Fast forward to today, where I am again investigating a customer issue related to a .dll that does not seem to have a valid debug_id (which comes from the CodeView record mentioned above).

It took some time until the things I have seen clicked in my brain. What if our tools make wrong assumptions about the shape of a PE file and its Debug Directory Entries? What if for years all the PE files always had a single Debug Directory Entry that happened to be the CodeView record? What if suddenly some new compiler version is generating PE files that have more than one Debug Directory Entry, and the CodeView record is not the first one anymore?

Well, classic case of Ossification. Things are extensible in theory, but since that extensibility was never practiced for years, all the tools developed around this format came to expect things that are not true anymore.

# How did this happen?

Well, the simple answer is that the available documentation around all this is quite lacking to put it mildly.

The main documentation for IMAGE_DATA_DIRECTORY mentions a Size that is described as:

The size of the table, in bytes.

Okay, yeah, great. There is no documentation or example of what to do with this. It is not at all obvious this is supposed to be the number of bytes of an array, and that the resulting array has total_size / sizeof(IMAGE_DEBUG_DIRECTORY) elements.

The documentation for IMAGE_DEBUG_DIRECTORY is also quite outdated. The docs online describe the Type field up to number 9. The winnt.h header has defines up to number 20, without any description either.

If you happen to stumble upon the specification of the .NET/C# extension to PE/COFF, that document does indeed say this is an array:

This directory consists of an array of debug directory entries whose location and size are indicated in the image optional header.
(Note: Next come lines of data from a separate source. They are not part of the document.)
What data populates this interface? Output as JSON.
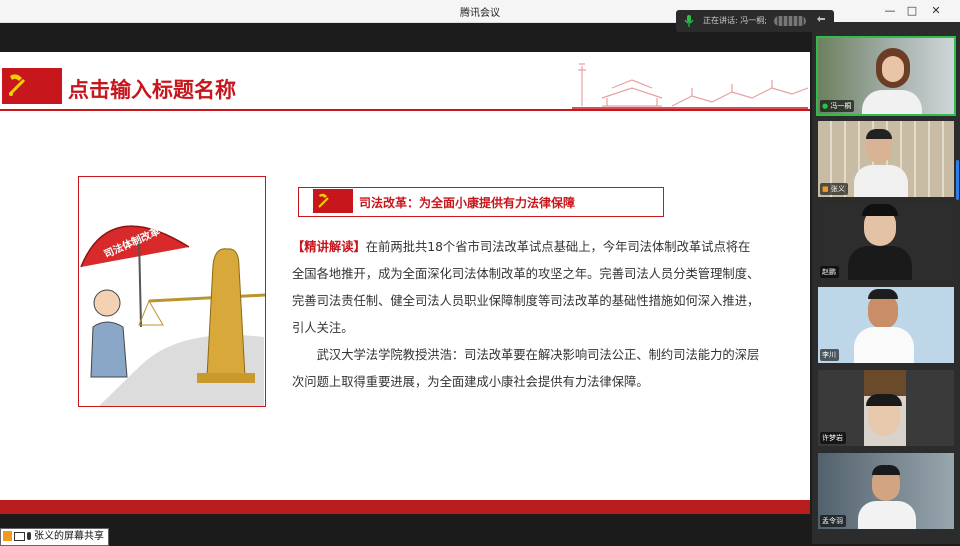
{
  "window": {
    "title": "腾讯会议",
    "controls": [
      "minimize",
      "maximize",
      "close"
    ]
  },
  "speaking": {
    "text": "正在讲话: 冯一桐;"
  },
  "slide": {
    "title": "点击输入标题名称",
    "subtitle": "司法改革：为全面小康提供有力法律保障",
    "highlight": "【精讲解读】",
    "paragraph1": "在前两批共18个省市司法改革试点基础上，今年司法体制改革试点将在全国各地推开，成为全面深化司法体制改革的攻坚之年。完善司法人员分类管理制度、完善司法责任制、健全司法人员职业保障制度等司法改革的基础性措施如何深入推进，引人关注。",
    "paragraph2": "武汉大学法学院教授洪浩：司法改革要在解决影响司法公正、制约司法能力的深层次问题上取得重要进展，为全面建成小康社会提供有力法律保障。",
    "illustration_umbrella_text": "司法体制改革",
    "colors": {
      "accent": "#c8161d"
    }
  },
  "share_label": "张义的屏幕共享",
  "participants": [
    {
      "name": "冯一桐",
      "speaking": true
    },
    {
      "name": "张义"
    },
    {
      "name": "赵鹏"
    },
    {
      "name": "李川"
    },
    {
      "name": "许梦岩"
    },
    {
      "name": "孟令羽"
    }
  ]
}
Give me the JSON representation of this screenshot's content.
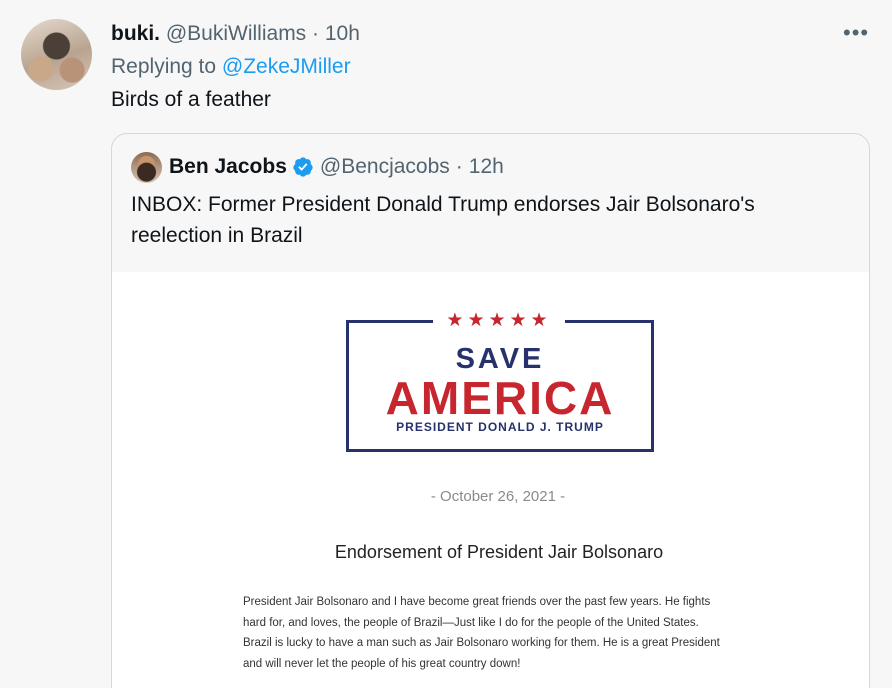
{
  "tweet": {
    "display_name": "buki.",
    "handle": "@BukiWilliams",
    "separator": "·",
    "time": "10h",
    "more_label": "•••",
    "reply_prefix": "Replying to",
    "reply_mention": "@ZekeJMiller",
    "text": "Birds of a feather"
  },
  "quote": {
    "display_name": "Ben Jacobs",
    "handle": "@Bencjacobs",
    "separator": "·",
    "time": "12h",
    "text": "INBOX: Former President Donald Trump endorses Jair Bolsonaro's reelection in Brazil",
    "image": {
      "stars": "★★★★★",
      "logo_line1": "SAVE",
      "logo_line2": "AMERICA",
      "logo_sub": "PRESIDENT DONALD J. TRUMP",
      "date": "- October 26, 2021 -",
      "title": "Endorsement of President Jair Bolsonaro",
      "body_lines": [
        "President Jair Bolsonaro and I have become great friends over the past few years. He fights",
        "hard for, and loves, the people of Brazil—Just like I do for the people of the United States.",
        "Brazil is lucky to have a man such as Jair Bolsonaro working for them. He is a great President",
        "and will never let the people of his great country down!"
      ]
    }
  },
  "colors": {
    "link": "#1d9bf0",
    "secondary_text": "#536471",
    "logo_navy": "#27316b",
    "logo_red": "#c8262f",
    "verified_badge": "#1d9bf0"
  },
  "icons": {
    "verified": "verified-badge-icon",
    "more": "more-horizontal-icon"
  }
}
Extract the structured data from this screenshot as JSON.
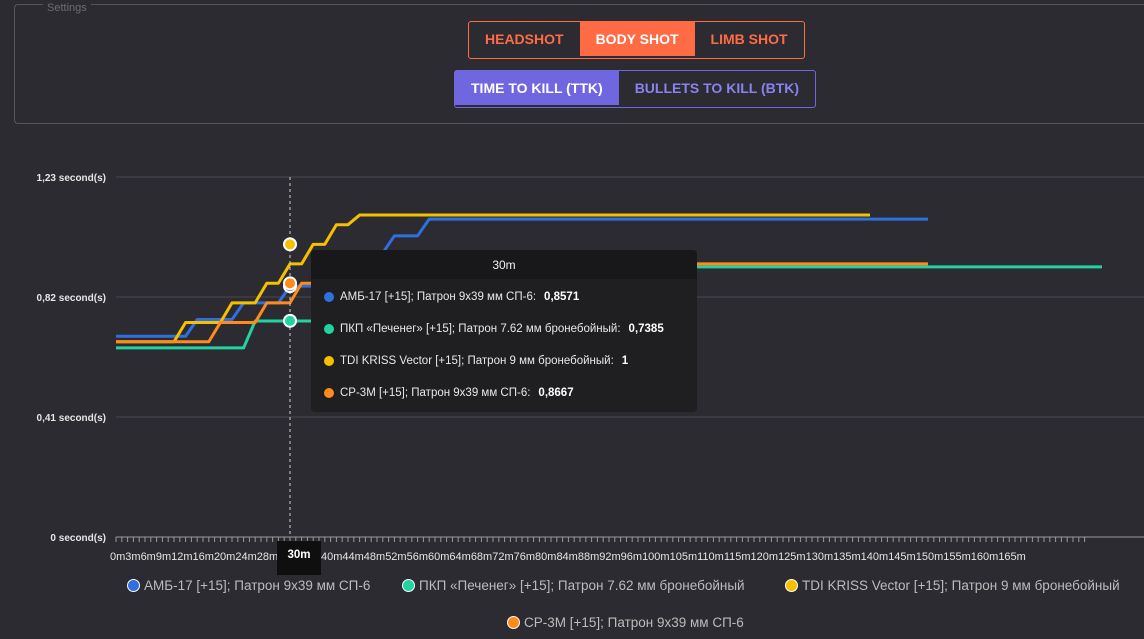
{
  "settings": {
    "legend": "Settings",
    "shot_buttons": [
      {
        "label": "HEADSHOT",
        "active": false
      },
      {
        "label": "BODY SHOT",
        "active": true
      },
      {
        "label": "LIMB SHOT",
        "active": false
      }
    ],
    "metric_buttons": [
      {
        "label": "TIME TO KILL (TTK)",
        "active": true
      },
      {
        "label": "BULLETS TO KILL (BTK)",
        "active": false
      }
    ]
  },
  "colors": {
    "accent_orange": "#ff6b45",
    "accent_purple": "#7066e0"
  },
  "tooltip": {
    "title": "30m",
    "rows": [
      {
        "label": "АМБ-17 [+15]; Патрон 9х39 мм СП-6:",
        "value": "0,8571",
        "color": "#2f6fe0"
      },
      {
        "label": "ПКП «Печенег» [+15]; Патрон 7.62 мм бронебойный:",
        "value": "0,7385",
        "color": "#22d3a0"
      },
      {
        "label": "TDI KRISS Vector [+15]; Патрон 9 мм бронебойный:",
        "value": "1",
        "color": "#f5c000"
      },
      {
        "label": "СР-3М [+15]; Патрон 9х39 мм СП-6:",
        "value": "0,8667",
        "color": "#ff8c1a"
      }
    ]
  },
  "hover_x_label": "30m",
  "chart_data": {
    "type": "line",
    "x_unit": "m",
    "y_unit": "second(s)",
    "yticks": [
      "0 second(s)",
      "0,41 second(s)",
      "0,82 second(s)",
      "1,23 second(s)"
    ],
    "ylim": [
      0,
      1.23
    ],
    "xlim": [
      0,
      167
    ],
    "x_tick_labels": [
      "0m",
      "3m",
      "6m",
      "9m",
      "12m",
      "16m",
      "20m",
      "24m",
      "28m",
      "30m",
      "36m",
      "40m",
      "44m",
      "48m",
      "52m",
      "56m",
      "60m",
      "64m",
      "68m",
      "72m",
      "76m",
      "80m",
      "84m",
      "88m",
      "92m",
      "96m",
      "100m",
      "105m",
      "110m",
      "115m",
      "120m",
      "125m",
      "130m",
      "135m",
      "140m",
      "145m",
      "150m",
      "155m",
      "160m",
      "165m"
    ],
    "hover_x": 30,
    "grid": true,
    "legend_position": "bottom",
    "series": [
      {
        "name": "АМБ-17 [+15]; Патрон 9х39 мм СП-6",
        "color": "#2f6fe0",
        "points": [
          [
            0,
            0.686
          ],
          [
            12,
            0.686
          ],
          [
            14,
            0.743
          ],
          [
            20,
            0.743
          ],
          [
            22,
            0.8
          ],
          [
            28,
            0.8
          ],
          [
            30,
            0.857
          ],
          [
            36,
            0.857
          ],
          [
            38,
            0.914
          ],
          [
            40,
            0.914
          ],
          [
            42,
            0.971
          ],
          [
            46,
            0.971
          ],
          [
            48,
            1.029
          ],
          [
            52,
            1.029
          ],
          [
            54,
            1.086
          ],
          [
            140,
            1.086
          ]
        ]
      },
      {
        "name": "ПКП «Печенег» [+15]; Патрон 7.62 мм бронебойный",
        "color": "#22d3a0",
        "points": [
          [
            0,
            0.646
          ],
          [
            22,
            0.646
          ],
          [
            24,
            0.738
          ],
          [
            40,
            0.738
          ],
          [
            42,
            0.786
          ],
          [
            46,
            0.786
          ],
          [
            48,
            0.835
          ],
          [
            54,
            0.835
          ],
          [
            56,
            0.923
          ],
          [
            170,
            0.923
          ]
        ]
      },
      {
        "name": "TDI KRISS Vector [+15]; Патрон 9 мм бронебойный",
        "color": "#f5c000",
        "points": [
          [
            0,
            0.667
          ],
          [
            10,
            0.667
          ],
          [
            12,
            0.733
          ],
          [
            18,
            0.733
          ],
          [
            20,
            0.8
          ],
          [
            24,
            0.8
          ],
          [
            26,
            0.867
          ],
          [
            28,
            0.867
          ],
          [
            30,
            0.933
          ],
          [
            32,
            0.933
          ],
          [
            34,
            1.0
          ],
          [
            36,
            1.0
          ],
          [
            38,
            1.067
          ],
          [
            40,
            1.067
          ],
          [
            42,
            1.1
          ],
          [
            130,
            1.1
          ]
        ]
      },
      {
        "name": "СР-3М [+15]; Патрон 9х39 мм СП-6",
        "color": "#ff8c1a",
        "points": [
          [
            0,
            0.667
          ],
          [
            16,
            0.667
          ],
          [
            18,
            0.733
          ],
          [
            24,
            0.733
          ],
          [
            26,
            0.8
          ],
          [
            30,
            0.8
          ],
          [
            32,
            0.867
          ],
          [
            46,
            0.867
          ],
          [
            48,
            0.933
          ],
          [
            140,
            0.933
          ]
        ]
      }
    ],
    "hover_points": [
      {
        "series": 0,
        "y": 0.8571
      },
      {
        "series": 1,
        "y": 0.7385
      },
      {
        "series": 2,
        "y": 1.0
      },
      {
        "series": 3,
        "y": 0.8667
      }
    ]
  },
  "legend_items": [
    {
      "label": "АМБ-17 [+15]; Патрон 9х39 мм СП-6",
      "color": "#2f6fe0"
    },
    {
      "label": "ПКП «Печенег» [+15]; Патрон 7.62 мм бронебойный",
      "color": "#22d3a0"
    },
    {
      "label": "TDI KRISS Vector [+15]; Патрон 9 мм бронебойный",
      "color": "#f5c000"
    },
    {
      "label": "СР-3М [+15]; Патрон 9х39 мм СП-6",
      "color": "#ff8c1a"
    }
  ]
}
Hooray, big success! The doc also describes some of the Types missing from the winnt.h header and the other documentation.

It also has a description for the CodeView record itself, which is lacking from the other Windows docs and from the winnt.h header.

In particular, this RSDS (PDB 7.0) CodeView format is being read by a huge number of tools, but I can’t find any official documentation anywhere. This .NET extension linked above is the closest I could find.

The MINIDUMP_MODULE documentation also mentions a CodeView record, but it is also missing a description of how to interpret it.

So to summarize, the PE format has very incomplete or outright missing documentation. And the tools dealing with it are probably cargo-culting wrong assumptions from one implementation to the next.

# What now?

Well, we figured out that a PE file can have multiple Debug Directory entries, and either one of them can be the CodeView record we are looking for.

Time to see which tool got this right, and fix the ones that got it wrong.

Here are PRs for sentry-native, goblin and object.

To my surprise, crashpad actually got this right. To my surprise because I was also looking at a customer minidump created by crashpad that was missing CodeView records for some of the minidump modules. (Yes, the loaded executable code is called image in PE and Sentry terminology, whereas minidumps call them modules. Confused yet?)

Looking at the customer .dll again, it became clear that it did have a Debug Directory entry, but it wasn’t a CodeView one. Maybe if it had one, it would indeed be the first? Even if, the point here is to not make any assumptions around that.

So in the end I was chasing a ghost all along. But at least I learned a ton in the process, and de-ossified a bunch of tools along the way.

The specific customer issue boils down to "fix your build system", and that is the end of the story.